Una sonda automatica che ha prelevato dei campioni della superficie marziana viene recuperata e portata a bordo della ISS, la stazione spaziale internazionale in orbita intorno alla Terra. L’esame al microscopio rivela la presenza di un organismo monocellulare inerte, prova incontrovertibile che esiste vita anche al di fuori del nostro pianeta. I tentativi di riattivare l’ospite marziano (“Roba da Re-Animator!” è il commento cinefilo-nerd dell’astronauta Rory Adams/Ryan Reynolds) dopo vari tentativi riescono e gli approfondimenti rivelano che i suoi tessuti hanno caratteristiche sia muscolari che neurali e fotorecettive: in altre parole in qualche modo è tutto muscoli, cervello e occhi. Dopo qualche settimana di crescita l’organismo si arresta e cade in una sorta di inspiegabile letargo per risvegliarlo dal quale decidono di provare a ridestarlo con una scossa elettrica. Calvin (così è stato denominato dai giovani studenti delle scuole) non gradisce e diventa improvvisamente aggressivo, riuscendo infine a uscire dalla zona di contenimento nella quale era stato sin dall’inizio rinchiuso. I tentativi per ricatturarlo falliscono uno dietro l’altro, la creatura cresce ora velocemente e ben presto cominciano a esserci vittime tra l’equipaggio, che deve in ogni modo cercare di impedire che raggiunga la Terra…

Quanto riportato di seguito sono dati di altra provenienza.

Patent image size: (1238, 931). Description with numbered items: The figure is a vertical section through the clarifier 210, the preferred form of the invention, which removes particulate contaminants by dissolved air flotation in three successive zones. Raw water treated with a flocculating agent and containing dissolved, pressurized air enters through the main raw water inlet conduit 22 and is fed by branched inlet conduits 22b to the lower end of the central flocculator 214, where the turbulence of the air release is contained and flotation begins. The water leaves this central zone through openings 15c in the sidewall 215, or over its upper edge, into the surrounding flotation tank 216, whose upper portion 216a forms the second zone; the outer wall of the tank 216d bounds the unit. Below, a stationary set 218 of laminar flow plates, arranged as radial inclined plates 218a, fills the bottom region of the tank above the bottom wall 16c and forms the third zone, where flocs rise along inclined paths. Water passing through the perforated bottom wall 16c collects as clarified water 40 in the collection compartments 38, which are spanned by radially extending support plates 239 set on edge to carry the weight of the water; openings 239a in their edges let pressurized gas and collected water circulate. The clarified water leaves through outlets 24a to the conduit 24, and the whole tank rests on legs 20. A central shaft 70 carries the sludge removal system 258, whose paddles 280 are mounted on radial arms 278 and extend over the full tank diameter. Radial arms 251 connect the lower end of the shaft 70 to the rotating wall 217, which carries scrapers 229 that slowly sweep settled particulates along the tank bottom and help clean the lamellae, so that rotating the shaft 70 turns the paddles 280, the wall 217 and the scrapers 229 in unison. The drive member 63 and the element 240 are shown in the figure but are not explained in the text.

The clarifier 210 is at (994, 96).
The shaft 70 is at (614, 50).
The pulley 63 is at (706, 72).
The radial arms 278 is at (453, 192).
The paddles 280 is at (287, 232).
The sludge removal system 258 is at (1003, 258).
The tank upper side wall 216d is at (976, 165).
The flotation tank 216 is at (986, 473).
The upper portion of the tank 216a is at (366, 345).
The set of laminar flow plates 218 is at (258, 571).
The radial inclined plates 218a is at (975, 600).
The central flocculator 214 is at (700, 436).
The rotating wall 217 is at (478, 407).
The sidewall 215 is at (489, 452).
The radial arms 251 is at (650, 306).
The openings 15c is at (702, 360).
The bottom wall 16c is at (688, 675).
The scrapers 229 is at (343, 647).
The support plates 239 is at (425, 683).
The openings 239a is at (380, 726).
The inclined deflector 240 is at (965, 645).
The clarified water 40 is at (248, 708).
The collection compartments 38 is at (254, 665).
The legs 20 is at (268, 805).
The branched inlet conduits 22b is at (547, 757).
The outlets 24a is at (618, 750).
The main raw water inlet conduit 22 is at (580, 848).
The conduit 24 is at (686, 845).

Diciamolo subito: Life – Non oltrepassare il limite (davvero pessimo e senza senso il sottotitolo italiano) è chiaramente un ibrido tra Gravity e Alien e visti gli incassi dei due titoli di riferimento gli autori del copione Rhett Reese & Paul Wernick (Deadpool) non devono averci messo molto tempo a piazzarlo a una delle major hollywoodiane. La Columbia Pictures/Sony ha chiamato a dirigerlo lo svedese Daniel Espinosa (Child 44) che ha raccolto la sfida con entusiasmo, decidendo di girare il tutto su pellicola anziché in digitale e trasportandoci a bordo dell’ISS con un impeccabile piano sequenza iniziale di oltre 6 minuti che permette sin da subito di ammirare anche il meticoloso lavoro di ricostruzione della stazione orbitante svolto dallo scenografo Nigel Phelps (Alien Resurrection).

Il cast, come la stazione spaziale sulla quale è ambientato, è internazionale: oltre al già citato Reynolds ci sono l’americano Jake Gyllenhaal (Donnie Darko, Source Code), la svedese Rebecca Ferguson (Mission Impossible: Rogue Nation), il britannico Ariyon Bakare (Star Wars: Rogue One), il giapponese Hiroyuki Sanada (The Wolverine) e la russa Olga Dihovichnaya (House of Others), tutti professionalmente consapevoli di essere pedine sacrificabili in un film tutto basato su un modello collaudato quanto funzionale: chi sarà il prossimo a essere fatto fuori?

Espinosa maneggia il tutto con abilità e crea le atmosfere giuste, pur avendo a disposizione un budget robusto (58 milioni di dollari) ma decisamente più contenuto rispetto ai chiari modelli di riferimento: Gravity era costato circa 100 milioni di dollari e – in attesa del prossimo – l’ultimo film della serie di Alien, Prometheus, aveva un budget di 130 milioni di dollari. Questo comporta che la creatura al centro della vicenda è interamente realizzata in CGI invece che con la combinazione tra animatronics e CGI, che di solito è quella che dà i risultati migliori. Questa scelta tuttavia per una volta appare giustificata vista la natura gelatinosa del ‘mostro’, davvero difficile da rendere in altro modo. Rimanendo nel campo degli effetti speciali comunque la qualità è garantita da Industrial Light & Magic e Double Negative, le due aziende che hanno fatto la maggior parte del lavoro.

Se per voi innovazione e originalità sono requisiti primari per la scelta dei film da vedere probabilmente Life non fa al caso vostro. Se invece il cinema di genere riuscite a gustarvelo anche nella versione "variazione sul tema" allora è lecito pensare che pensare che questo solido fanta-horror non vi deluderà. Pur nella sua palese semplicità il film offre qualche spunto di riflessione sulla potenziale pericolosità del venire a contatto con forme di vita extraterrestri e la necessità di rigidi meccanismi di protezione per evitare contaminazioni biologiche dagli effetti imprevedibili. Ma lo scopo è chiaramente quello dell’intrattenimento ad alta suspense, e la progressiva trasformazione dei tunnel della ISS in un labirintico castello degli orrori a gravità zero è inquietante e orrorifica, un incubo spaziale con una buona spruzzata di gore e che riserva anche un colpo di scena finale servito a dovere.